Abraham ‘Popi’ Rodriguez (Alan Arkin ) is a middle-aged Puerto Rican widower raising his eleven and nine-year-old sons (Miguel Alejandro and Ruben Figueroa) in New York’s crime-ridden Spanish Harlem ghetto. He has two aims in life: to marry his hottie sex partner Lupe (Rita Moreno) and move to Brooklyn to a two bedroom apartment and, secondly, to find a way to ensure his sons have a good future. For years they have survived on Popi working at several jobs, but he fears he will one day lose the kiddies to the ghetto and to give them a better life while he still can work he’s willing to sacrifice everything for the kiddies–even his love for Lupe.

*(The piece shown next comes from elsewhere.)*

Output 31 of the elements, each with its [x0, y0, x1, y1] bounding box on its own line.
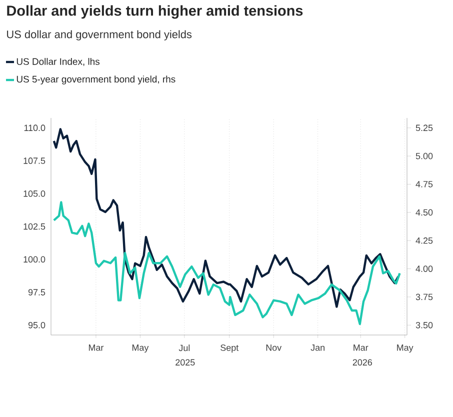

Popi schemes to pass the kiddies off as Cuban refugees, as he gives them rowing lessons in Central Park. He will set in motion his absurd plan by setting the kiddies adrift in a stolen motor boat off the coast of Florida, where he hopes they’ll be rescued by the U.S. Coast Guard, get a responsive media coverage when on US turf and be adopted by wealthy foster parents. Naturally, things go wrong with such a cockeyed plan and the climax leads to an unpredictable and bittersweet ending.

It was generally well-received by critics, but only did a modest box office.